You are getting there with the idea that if all cases of $m_2$ imply $m_1$ (but there are other ways for $m_1$ to be true), then $m_2$ transmits more information than $m_1$, but you don't need inclusion for that. Information received is how much better you know the state of the world. We define it as the log of the number of states to get the additivity we want. Imagine that four coins are tossed. Before you are told anything about the result, there are 16 possible states of the world. If I tell you they all came up heads (a surprising message), the number of states has been reduced by a factor 16. If I tell you they didn't all come up heads (not a surprising message), the number of states has been reduced by a factor 16/15. So in the first case, there are many fewer possible states of the world. In the second, there are almost as many possible states after the message as before.
Suppose you are to build a communication system. Every second, a randomly chosen message is delivered to you at point A and you are to make sure that with high probability it will be delivered at point B within a finite time. You know in advance which messages are possible and what their distribution are. (Successive messages are supposed to be independent).
However, bandwidth (the number of bits you can send per second) is expensive, and you want to be able to lease a channel with then minimal capacity you need to be able to deliver messages without building an ever-increasing backlog (again, with high probability).
If there are $n$ possible messages, you could meet your goal by buying enough bandwidth to send $\log_2(n)$ bits per second. But that could be wasteful -- say that 99% of the time the message is "no comments". Then you can encode that message as a single 0 bit, and send everything else as a 1-bit followed by a message number. That way you only have to buy bandwidth for about $1+\log_2(n-1)/100$ bits per second. This leaves you enough room to send a 0 each time nothing interesting happens. Once in a wile, when something interesting does happen, you send a 1 plus additional bits, which will take about $\log_2(n)$ extra seconds and build up a small backlog of messages that are all likely to be single 0's. But since you can send those 0's slightly faster than one per second, on average you can expect to have your backlog cleared by the time the next interesting thing happens.
(There are safety-margin refinements from queueing theory here that I won't go into).

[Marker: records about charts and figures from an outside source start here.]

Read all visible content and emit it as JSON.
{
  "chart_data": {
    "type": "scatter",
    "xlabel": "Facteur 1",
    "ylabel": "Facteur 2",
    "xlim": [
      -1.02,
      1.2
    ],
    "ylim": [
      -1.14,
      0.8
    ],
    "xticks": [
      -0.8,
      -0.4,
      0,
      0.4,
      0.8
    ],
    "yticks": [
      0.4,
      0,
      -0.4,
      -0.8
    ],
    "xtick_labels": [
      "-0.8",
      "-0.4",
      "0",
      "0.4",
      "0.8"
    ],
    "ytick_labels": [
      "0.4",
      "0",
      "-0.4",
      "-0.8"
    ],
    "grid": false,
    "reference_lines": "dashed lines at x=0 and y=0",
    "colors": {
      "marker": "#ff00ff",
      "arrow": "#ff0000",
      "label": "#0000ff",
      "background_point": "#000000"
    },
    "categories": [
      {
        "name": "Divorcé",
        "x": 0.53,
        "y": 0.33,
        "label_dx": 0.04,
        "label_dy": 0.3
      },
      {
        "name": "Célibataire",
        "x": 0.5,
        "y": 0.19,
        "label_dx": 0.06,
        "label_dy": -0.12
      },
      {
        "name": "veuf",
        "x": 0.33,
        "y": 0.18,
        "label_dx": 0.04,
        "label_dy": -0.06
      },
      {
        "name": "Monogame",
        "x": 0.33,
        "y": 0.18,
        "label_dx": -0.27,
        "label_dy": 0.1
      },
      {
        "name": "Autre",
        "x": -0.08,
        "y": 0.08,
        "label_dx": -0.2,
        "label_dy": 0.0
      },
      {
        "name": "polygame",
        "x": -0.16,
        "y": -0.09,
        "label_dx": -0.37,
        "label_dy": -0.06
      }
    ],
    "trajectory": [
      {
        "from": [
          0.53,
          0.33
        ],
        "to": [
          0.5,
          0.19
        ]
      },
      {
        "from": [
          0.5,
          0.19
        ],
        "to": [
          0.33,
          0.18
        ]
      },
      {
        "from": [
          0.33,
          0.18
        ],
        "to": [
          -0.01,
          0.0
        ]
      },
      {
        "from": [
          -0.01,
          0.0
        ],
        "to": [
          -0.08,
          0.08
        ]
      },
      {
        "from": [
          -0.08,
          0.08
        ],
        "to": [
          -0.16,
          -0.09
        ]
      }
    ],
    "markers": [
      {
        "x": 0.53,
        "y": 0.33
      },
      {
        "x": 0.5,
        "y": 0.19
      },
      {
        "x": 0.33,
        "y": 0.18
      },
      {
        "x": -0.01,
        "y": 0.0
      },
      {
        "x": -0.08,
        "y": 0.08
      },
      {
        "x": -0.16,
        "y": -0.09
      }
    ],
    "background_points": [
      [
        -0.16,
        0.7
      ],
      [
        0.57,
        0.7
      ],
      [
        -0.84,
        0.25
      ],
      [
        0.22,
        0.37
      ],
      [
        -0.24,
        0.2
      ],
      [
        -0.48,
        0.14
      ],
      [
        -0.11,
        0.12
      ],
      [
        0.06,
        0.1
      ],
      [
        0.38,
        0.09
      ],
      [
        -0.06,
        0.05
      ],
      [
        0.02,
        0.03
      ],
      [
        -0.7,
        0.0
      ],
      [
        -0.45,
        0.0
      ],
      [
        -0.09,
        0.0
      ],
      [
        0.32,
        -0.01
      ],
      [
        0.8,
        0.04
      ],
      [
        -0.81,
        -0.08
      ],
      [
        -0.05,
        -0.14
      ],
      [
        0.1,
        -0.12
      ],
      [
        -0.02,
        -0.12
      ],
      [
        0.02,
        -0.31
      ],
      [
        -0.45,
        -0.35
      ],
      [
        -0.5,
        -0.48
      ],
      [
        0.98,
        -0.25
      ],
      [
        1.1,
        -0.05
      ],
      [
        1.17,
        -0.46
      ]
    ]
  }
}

The moral of this example is that if you designing a coding system and are interested in minimizing the expected number of bits necessary to send a message, you can "afford" to spend more bits on a rare message because you don't have to do it so often.
And it turns out that in the limit as $N\to\infty$, the lowest possible expected number of bits to send $N$ independent identically distributed messages (where the minimum is taken over all possible coding strategies), is exactly $N$ times the Shannon information content of the probability distribution.
You are at "Sahara desert". Then you meet someone and the guy says:
- Today it did not rain!
How much information did you get? A few? A lot? Why?